🤖 AI Summary
Existing autoregressive language models struggle to generate 3D molecular conformations due to three key limitations: (1) incompatibility between continuous 3D geometric structures and discrete token spaces; (2) difficulty in unifying heterogeneous modalities—such as proteins, ligands, and text—within a single architecture; and (3) absence of physicochemical priors, hindering effective structural constraint enforcement. To address these challenges, we introduce the first protein-conditioned multimodal large language model. Our method features a novel invertible 3D molecular-text encoder—incorporating run-length compression for lossless 3× geometric compression—alongside a protein embedding projector and a stability-driven reinforcement learning optimization framework. The model jointly generates protein binding pockets and ligand conformations, achieving a state-of-the-art −7.21 Vina score on structure-based drug design tasks. This result validates both its scientific soundness and practical efficacy in real-world drug discovery.
📝 Abstract
In the real world, a molecule is a 3D geometric structure. Compared to 1D SMILES sequences and 2D molecular graphs, 3D molecules represent the most informative molecular modality. Despite the rapid progress of autoregressive-based language models, they cannot handle the generation of 3D molecular conformation due to several challenges: 1) 3D molecular structures are incompatible with LLMs' discrete token space, 2) integrating heterogeneous inputs like proteins, ligands, and text remains difficult within a unified model, and 3) LLMs lack essential scientific priors, hindering the enforcement of physical and chemical constraints during generation.

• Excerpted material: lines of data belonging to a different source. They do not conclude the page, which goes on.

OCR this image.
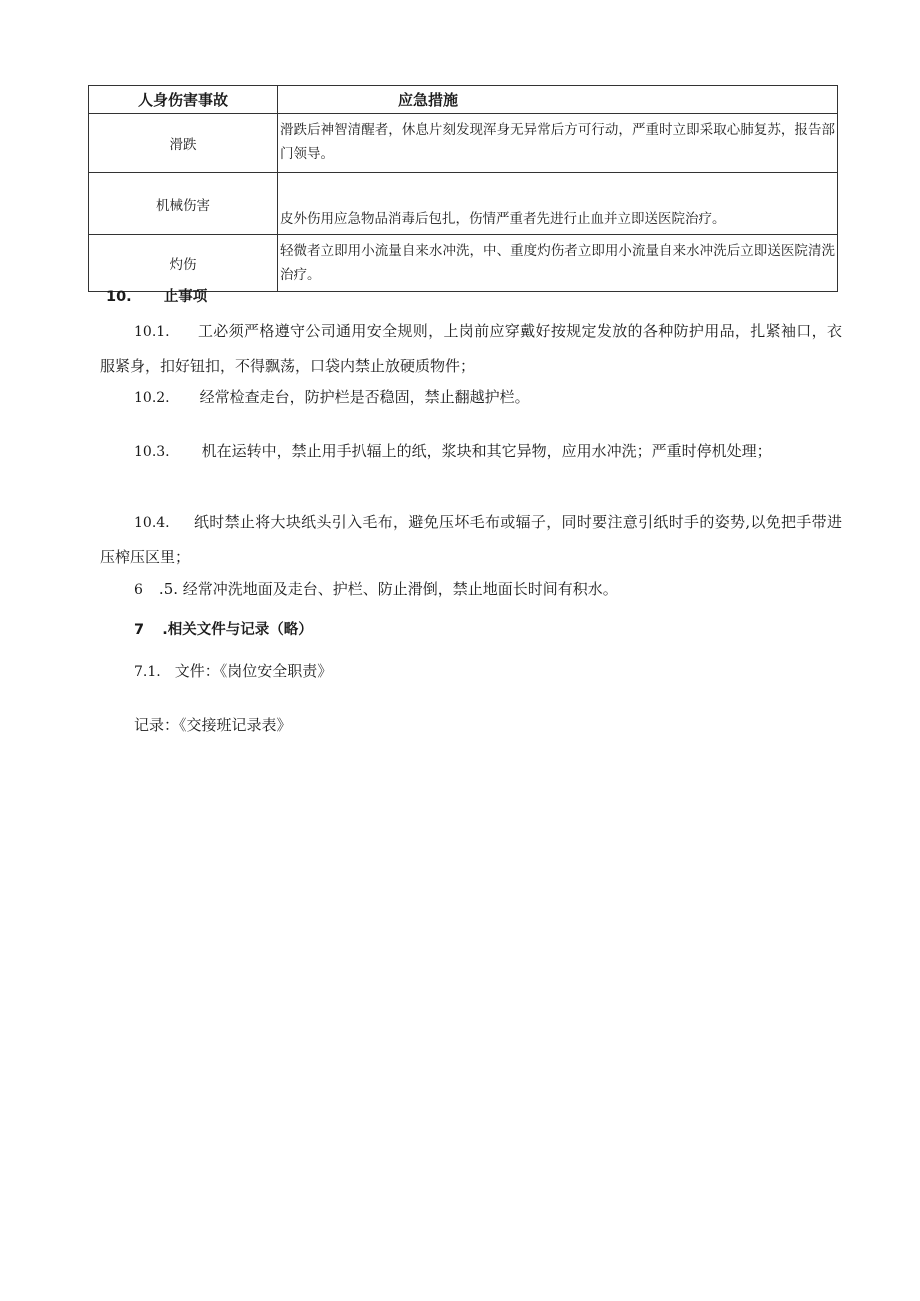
人身伤害事故	应急措施
滑跌	滑跌后神智清醒者，休息片刻发现浑身无异常后方可行动，严重时立即采取心肺复苏，报告部门领导。
机械伤害	皮外伤用应急物品消毒后包扎，伤情严重者先进行止血并立即送医院治疗。
灼伤	轻微者立即用小流量自来水冲洗，中、重度灼伤者立即用小流量自来水冲洗后立即送医院清洗治疗。
10. 止事项
10.1. 工必须严格遵守公司通用安全规则，上岗前应穿戴好按规定发放的各种防护用品，扎紧袖口，衣服紧身，扣好钮扣，不得飘荡，口袋内禁止放硬质物件；
10.2. 经常检查走台，防护栏是否稳固，禁止翻越护栏。
10.3. 机在运转中，禁止用手扒辐上的纸，浆块和其它异物，应用水冲洗；严重时停机处理；
10.4. 纸时禁止将大块纸头引入毛布，避免压坏毛布或辐子，同时要注意引纸时手的姿势,以免把手带进压榨压区里；
6 .5. 经常冲洗地面及走台、护栏、防止滑倒，禁止地面长时间有积水。
7 .相关文件与记录（略）
7.1. 文件：《岗位安全职责》
记录：《交接班记录表》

To tackle these issues, we present Chem3DLLM, a unified protein-conditioned multimodal large language model. Our approach designs a novel reversible text encoding for 3D molecular structures using run-length compression, achieving 3x size reduction while preserving complete structural information. This enables seamless integration of molecular geometry with protein pocket features in a single LLM architecture. We employ reinforcement learning with stability-based rewards to optimize chemical validity and incorporate a lightweight protein embedding projector for end-to-end training. Experimental results on structure-based drug design demonstrate state-of-the-art performance with a Vina score of -7.21, validating our unified multimodal approach for practical drug discovery applications.